Critics also say that collecting extensive histories from homeless people is an intrusion into their lives.

Government officials' response to those concerns appears in a final notice published July 30 in the Federal Register, which defines stronger data security standards. The amended standards require local authorities to enforce privacy policies for congressionally mandated data-collection efforts.

Last year, HUD officials provided $23 million for 142 local data-collection projects. HUD officials use the name Homeless Management Information Systems (HMIS) to describe local and national efforts to collect and analyze information about homeless people.

Social welfare experts say that collecting information about homelessness will result in better local planning and help reduce the problem. "Without information, we are driving in the dark," said Dennis Culhane, a professor of social welfare policy at the University of Pennsylvania, whose research has involved HMIS. "Localities need good information to make good public policy."

HUD officials have tried to dispel privacy fears by insisting that they are interested only in aggregate data at the national level. They also have said they have no intention of setting up a national database to track homeless people. Law enforcement officials must submit written requests to get information from HMIS databases.

Although privacy advocates said the latest changes are welcome, they remain critical of HUD officials' request for social service agencies to collect Social Security numbers from homeless people and for including domestic violence shelters in the databases.

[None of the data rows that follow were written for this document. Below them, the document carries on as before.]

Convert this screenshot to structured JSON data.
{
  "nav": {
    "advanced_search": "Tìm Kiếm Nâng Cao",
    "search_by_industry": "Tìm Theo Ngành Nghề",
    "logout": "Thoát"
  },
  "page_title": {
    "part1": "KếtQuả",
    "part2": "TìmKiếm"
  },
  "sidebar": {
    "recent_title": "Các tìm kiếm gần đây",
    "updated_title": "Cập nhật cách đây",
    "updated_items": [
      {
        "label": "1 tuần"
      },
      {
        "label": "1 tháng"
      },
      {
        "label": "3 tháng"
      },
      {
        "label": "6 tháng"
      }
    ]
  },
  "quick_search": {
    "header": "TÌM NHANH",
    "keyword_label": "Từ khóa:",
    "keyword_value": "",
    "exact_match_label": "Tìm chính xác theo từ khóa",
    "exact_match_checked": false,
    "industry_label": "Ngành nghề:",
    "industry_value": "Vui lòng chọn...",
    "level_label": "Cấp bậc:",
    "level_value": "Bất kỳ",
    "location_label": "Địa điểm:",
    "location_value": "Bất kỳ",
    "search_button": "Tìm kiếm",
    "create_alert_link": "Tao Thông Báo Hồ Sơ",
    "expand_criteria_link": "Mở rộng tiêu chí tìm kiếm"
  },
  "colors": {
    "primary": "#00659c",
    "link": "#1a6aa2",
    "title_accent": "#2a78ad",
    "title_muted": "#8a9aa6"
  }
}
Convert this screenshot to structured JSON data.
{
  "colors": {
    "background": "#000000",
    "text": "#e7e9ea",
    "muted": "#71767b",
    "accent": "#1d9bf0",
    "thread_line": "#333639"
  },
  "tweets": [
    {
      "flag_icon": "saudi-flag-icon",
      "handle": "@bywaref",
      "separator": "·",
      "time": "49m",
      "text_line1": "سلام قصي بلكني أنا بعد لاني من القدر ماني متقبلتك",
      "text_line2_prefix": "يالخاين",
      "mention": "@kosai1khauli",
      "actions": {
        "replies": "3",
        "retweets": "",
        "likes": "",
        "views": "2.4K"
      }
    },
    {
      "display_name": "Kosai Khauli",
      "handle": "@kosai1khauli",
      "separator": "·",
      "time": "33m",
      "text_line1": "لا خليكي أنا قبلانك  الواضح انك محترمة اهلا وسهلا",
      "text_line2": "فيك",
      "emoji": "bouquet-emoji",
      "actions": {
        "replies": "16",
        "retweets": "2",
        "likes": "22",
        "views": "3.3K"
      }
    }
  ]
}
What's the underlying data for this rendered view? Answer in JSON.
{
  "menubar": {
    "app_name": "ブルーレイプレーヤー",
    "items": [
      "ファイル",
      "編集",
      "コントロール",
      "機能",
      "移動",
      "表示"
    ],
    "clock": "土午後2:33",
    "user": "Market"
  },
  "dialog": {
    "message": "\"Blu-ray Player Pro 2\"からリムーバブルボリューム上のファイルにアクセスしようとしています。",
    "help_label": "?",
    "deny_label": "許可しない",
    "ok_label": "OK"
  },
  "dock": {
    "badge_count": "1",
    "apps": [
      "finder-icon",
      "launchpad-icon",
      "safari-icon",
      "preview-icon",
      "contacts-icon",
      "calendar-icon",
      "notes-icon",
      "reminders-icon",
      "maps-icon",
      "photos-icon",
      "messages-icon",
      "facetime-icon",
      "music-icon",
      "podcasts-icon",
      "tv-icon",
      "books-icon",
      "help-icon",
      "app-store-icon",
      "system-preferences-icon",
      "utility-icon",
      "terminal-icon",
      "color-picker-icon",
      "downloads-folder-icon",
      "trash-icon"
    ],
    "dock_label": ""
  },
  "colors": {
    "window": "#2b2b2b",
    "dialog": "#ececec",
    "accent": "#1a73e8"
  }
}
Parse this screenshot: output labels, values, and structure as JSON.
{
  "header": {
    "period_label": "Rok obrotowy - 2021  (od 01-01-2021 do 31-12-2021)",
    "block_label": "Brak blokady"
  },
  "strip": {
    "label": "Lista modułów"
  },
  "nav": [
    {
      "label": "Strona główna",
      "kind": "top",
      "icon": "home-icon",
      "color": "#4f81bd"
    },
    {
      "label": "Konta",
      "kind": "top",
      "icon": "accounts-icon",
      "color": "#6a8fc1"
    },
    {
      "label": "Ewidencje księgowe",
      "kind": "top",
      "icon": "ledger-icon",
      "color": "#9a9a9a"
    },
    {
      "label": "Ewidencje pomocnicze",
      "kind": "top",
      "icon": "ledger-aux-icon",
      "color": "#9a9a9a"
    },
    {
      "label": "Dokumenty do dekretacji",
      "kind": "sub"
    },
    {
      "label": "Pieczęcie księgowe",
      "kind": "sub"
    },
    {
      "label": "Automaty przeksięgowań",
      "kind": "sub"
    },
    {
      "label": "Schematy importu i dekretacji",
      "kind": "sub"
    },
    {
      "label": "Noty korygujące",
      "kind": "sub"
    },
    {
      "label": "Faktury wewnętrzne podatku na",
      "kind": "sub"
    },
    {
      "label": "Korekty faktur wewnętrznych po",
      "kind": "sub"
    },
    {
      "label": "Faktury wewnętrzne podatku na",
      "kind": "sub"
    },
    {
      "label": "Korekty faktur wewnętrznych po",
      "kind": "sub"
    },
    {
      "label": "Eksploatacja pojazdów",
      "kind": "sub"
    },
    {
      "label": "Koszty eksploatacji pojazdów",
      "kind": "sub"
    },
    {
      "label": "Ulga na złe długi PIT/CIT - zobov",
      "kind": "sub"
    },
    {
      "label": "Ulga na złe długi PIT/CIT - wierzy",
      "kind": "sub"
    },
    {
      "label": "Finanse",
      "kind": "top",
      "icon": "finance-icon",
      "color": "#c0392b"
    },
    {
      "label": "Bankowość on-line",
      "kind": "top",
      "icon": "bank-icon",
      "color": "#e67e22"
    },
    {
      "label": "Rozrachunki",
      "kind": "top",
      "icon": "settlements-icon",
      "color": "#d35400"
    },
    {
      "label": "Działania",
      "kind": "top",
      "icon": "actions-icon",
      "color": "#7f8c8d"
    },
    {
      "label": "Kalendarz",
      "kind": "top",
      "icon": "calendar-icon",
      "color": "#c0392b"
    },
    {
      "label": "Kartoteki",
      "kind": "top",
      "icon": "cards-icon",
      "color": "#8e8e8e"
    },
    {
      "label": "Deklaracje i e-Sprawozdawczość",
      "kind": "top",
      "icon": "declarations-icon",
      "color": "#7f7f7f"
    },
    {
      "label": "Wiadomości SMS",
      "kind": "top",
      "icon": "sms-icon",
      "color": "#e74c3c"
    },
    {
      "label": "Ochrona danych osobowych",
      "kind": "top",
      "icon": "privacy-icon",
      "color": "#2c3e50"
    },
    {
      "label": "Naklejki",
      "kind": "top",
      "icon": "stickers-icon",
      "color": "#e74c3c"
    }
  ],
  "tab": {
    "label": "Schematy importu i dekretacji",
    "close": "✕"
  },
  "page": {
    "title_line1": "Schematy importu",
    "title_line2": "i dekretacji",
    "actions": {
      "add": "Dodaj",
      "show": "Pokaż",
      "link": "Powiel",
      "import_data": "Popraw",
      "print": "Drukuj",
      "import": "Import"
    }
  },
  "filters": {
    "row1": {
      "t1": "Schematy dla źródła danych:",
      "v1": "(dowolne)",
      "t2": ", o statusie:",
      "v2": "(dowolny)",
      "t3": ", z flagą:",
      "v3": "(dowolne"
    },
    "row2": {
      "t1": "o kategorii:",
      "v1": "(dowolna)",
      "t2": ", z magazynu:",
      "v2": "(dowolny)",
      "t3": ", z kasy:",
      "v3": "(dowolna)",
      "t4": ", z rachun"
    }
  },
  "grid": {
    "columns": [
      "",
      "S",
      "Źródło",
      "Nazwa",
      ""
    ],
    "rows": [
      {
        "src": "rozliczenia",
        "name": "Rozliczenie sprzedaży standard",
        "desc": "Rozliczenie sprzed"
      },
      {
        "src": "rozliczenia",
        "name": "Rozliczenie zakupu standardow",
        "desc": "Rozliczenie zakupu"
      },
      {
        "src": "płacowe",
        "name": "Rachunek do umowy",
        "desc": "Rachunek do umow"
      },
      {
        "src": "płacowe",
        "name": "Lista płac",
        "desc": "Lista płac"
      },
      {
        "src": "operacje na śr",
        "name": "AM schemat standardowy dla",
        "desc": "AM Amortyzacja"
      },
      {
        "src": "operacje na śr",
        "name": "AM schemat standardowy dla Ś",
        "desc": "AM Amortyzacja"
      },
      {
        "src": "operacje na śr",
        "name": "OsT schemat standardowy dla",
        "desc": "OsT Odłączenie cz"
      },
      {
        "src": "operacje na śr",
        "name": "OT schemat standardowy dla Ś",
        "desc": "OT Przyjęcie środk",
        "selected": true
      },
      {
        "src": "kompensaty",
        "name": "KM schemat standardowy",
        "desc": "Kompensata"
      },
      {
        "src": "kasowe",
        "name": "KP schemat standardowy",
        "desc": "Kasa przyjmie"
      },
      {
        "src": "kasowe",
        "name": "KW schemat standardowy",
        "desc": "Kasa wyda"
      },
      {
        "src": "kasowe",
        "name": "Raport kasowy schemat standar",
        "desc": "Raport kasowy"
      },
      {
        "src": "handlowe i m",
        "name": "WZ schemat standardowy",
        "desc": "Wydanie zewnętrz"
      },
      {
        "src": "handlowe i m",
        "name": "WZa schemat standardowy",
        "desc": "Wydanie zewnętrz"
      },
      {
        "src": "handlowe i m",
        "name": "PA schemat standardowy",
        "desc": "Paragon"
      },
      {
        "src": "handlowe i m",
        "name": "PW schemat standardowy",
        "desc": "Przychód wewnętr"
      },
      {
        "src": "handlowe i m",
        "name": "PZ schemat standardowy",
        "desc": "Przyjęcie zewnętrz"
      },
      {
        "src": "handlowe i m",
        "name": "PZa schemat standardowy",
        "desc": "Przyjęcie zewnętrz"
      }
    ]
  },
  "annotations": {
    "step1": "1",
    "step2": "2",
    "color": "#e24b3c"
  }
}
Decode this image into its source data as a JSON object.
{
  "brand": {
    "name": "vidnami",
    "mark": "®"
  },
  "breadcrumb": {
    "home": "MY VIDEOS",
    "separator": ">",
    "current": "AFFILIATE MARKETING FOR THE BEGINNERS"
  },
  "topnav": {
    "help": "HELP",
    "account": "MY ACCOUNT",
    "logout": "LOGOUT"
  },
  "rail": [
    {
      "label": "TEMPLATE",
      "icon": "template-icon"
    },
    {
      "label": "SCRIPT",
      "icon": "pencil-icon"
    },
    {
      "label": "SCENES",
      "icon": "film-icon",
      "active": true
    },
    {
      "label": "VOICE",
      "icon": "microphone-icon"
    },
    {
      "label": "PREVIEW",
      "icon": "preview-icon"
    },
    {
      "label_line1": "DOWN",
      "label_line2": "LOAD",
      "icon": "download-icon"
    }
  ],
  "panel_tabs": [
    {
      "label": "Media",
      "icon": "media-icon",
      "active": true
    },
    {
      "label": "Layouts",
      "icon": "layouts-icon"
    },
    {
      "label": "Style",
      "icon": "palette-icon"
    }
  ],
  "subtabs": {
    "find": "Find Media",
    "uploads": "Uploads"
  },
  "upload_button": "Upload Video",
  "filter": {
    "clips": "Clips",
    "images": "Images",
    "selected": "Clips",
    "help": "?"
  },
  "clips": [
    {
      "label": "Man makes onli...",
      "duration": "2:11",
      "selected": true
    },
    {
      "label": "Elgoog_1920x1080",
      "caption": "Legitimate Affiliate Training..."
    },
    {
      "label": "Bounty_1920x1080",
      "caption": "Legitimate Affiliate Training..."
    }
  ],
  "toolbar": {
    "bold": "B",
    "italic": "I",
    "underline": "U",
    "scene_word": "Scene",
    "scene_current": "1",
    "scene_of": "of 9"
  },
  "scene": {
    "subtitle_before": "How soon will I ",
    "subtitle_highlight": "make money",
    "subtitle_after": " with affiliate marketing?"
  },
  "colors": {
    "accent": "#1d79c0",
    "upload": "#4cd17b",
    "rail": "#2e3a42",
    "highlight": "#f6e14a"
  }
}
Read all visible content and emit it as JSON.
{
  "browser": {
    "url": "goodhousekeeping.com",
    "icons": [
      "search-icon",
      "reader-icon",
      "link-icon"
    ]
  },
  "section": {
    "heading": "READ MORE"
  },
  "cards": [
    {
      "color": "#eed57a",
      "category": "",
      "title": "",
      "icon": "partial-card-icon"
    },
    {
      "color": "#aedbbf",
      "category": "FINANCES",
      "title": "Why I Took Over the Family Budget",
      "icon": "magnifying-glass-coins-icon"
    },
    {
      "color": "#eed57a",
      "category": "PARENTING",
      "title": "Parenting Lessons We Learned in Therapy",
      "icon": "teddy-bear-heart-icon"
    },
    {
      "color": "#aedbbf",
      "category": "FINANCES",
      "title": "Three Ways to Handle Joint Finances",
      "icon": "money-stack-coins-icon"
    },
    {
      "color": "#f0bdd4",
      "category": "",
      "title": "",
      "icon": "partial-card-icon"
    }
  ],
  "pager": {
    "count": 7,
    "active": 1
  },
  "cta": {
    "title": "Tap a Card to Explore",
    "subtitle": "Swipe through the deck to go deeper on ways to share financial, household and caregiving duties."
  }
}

"The inclusion of domestic violence shelters is problematic and so is the inclusion of the Social Security number," said Chris Hoofnagle, associate director of the Electronic Privacy Information Center, a civil liberties and privacy advocacy group.

In a worst-case scenario, privacy advocates say, an abuser who happens to be authorized to access an HMIS database could get information about a victim of domestic violence and track down and potentially harm that person.

HUD officials emphasize the importance of acquiring longitudinal data on the homeless population.

"If you were to ask for a reliable national, daily or annual count of the homeless, we could not authoritatively answer that question," said Brian Sullivan, a HUD spokesman. Social Security numbers, he said, are useful for getting an accurate count of homeless people and helping them access resources.

Many communities already use information technology to collect data on homeless populations. Last year, 33 percent of about 400 localities that HUD officials surveyed reported they were gathering information on homeless people in their communities, while 61 percent said they were selecting software and hardware for a database. Another 5 percent said they were considering setting up a database. Only 1 percent had not considered doing so.

Homeless people's fear of providing information to authorities, however, remains high. Last year, according to Street Sheet, a San Francisco newspaper that reports on homelessness, 73 percent of 201 shelter users said they were opposed to a system designed by MetSYS Inc., which makes social services program management software that city officials use. Thirty percent said they would opt not to go to a shelter, risking citation and arrest, rather than submit to the city's biometric finger imaging.

Sternstein is a freelance writer in Potomac, Md.

***

Why HUD wants data on the homeless"

Despite the fears of advocates for homeless people and the homeless people themselves, officials at the Department of Housing and

Urban Development say that a combination of local databases and aggregated data in a national database is needed to:

Bring the benefits of information technology to providers of services to homeless people.

Coordinate the efforts of local agencies that serve homeless people.

Collect and report aggregate information about the characteristics and needs of homeless people nationwide.